Any help appreciated , cheers Ke

+2  A: 

i ended up using html purifier for this....

Ke
A: 

If you want to block bad scripts from WMD on the client side, take a look at my answer here: http://stackoverflow.com/questions/2837593/align-wmd-editors-preview-html-with-server-side-html-validation-e-g-no-embedde.

It shows how to implement a client-side whitelist in the WMD editor to restrict WMD's preview pane HTML to known-safe HTML elements and known-safe HTML attributes. It does the validation after WMD geneates its HTML, so even if there's a bug in the WMD editor's HTML generation which allows bad script to get through, the whitelist blocker will catch it. This code is based on StackOverflow.com's implementation of the same validation.
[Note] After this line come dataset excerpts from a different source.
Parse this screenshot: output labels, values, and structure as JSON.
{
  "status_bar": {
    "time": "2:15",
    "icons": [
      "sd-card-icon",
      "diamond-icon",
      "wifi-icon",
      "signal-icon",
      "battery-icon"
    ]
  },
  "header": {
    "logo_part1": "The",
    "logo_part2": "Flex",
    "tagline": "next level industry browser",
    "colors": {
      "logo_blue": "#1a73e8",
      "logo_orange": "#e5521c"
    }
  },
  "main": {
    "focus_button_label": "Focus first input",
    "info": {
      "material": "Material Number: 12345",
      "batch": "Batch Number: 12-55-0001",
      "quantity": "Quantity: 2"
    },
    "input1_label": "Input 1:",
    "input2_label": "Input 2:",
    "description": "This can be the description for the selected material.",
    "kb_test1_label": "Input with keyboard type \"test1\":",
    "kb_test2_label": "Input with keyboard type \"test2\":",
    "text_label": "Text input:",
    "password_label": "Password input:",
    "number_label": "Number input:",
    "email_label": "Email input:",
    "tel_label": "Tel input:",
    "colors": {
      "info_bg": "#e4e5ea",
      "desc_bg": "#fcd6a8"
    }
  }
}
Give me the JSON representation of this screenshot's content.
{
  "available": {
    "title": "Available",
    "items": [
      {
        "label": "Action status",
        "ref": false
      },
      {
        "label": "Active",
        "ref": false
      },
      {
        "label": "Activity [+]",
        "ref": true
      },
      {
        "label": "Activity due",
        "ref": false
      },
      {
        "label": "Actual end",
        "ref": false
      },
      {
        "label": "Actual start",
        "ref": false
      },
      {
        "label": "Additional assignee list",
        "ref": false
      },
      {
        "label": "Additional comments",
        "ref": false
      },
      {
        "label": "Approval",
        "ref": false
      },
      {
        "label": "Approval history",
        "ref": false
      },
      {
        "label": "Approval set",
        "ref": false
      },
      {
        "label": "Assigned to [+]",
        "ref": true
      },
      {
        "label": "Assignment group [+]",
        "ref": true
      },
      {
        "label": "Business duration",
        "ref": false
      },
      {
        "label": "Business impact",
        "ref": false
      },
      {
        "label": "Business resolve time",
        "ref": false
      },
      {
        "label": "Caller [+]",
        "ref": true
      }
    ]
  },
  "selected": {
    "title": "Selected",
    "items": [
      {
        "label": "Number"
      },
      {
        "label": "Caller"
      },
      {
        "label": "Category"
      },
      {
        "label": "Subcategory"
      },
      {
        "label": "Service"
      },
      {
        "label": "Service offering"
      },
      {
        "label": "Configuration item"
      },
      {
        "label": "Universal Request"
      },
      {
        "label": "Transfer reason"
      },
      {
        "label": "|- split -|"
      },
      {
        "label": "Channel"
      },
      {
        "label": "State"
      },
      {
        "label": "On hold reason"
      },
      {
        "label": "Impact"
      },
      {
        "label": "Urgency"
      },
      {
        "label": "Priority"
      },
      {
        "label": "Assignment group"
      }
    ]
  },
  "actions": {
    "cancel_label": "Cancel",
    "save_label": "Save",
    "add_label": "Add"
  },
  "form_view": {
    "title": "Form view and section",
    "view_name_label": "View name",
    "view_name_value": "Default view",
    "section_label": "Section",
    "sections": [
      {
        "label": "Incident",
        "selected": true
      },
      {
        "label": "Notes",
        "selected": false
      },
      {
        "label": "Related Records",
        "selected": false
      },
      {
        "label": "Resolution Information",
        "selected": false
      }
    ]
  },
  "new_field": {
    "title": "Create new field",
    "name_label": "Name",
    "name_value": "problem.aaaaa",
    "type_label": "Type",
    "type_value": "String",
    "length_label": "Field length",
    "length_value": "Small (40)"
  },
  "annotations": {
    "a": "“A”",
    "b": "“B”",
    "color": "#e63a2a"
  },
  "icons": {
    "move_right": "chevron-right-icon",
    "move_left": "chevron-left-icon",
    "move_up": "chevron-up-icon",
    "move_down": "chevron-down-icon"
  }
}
That said, you also need server-side validation too (If you're using PHP, HTML Purifier is a good choice), because even if you fix the client, that doesn't prevent an attacker from simulating a browser and saving malicious markdown by POST-ing it to your server. So doing client-side WMD previewer validation isn't actually required, except to defend against an obscure case where an attacker manages to get compromised markdown onto the server, and convinces a site moderator to edit the page. In that case, client WMD previewer validation might prevent an attacker from taking over the entire site.

Also, doing client-side validation can be helpful because then you know that the same tags and HTML allowed by the client will also be allowed on the server. Make sure to sync the server-side whitelist with the client whitelist. StackOverflow's whitelist is here if you want an example.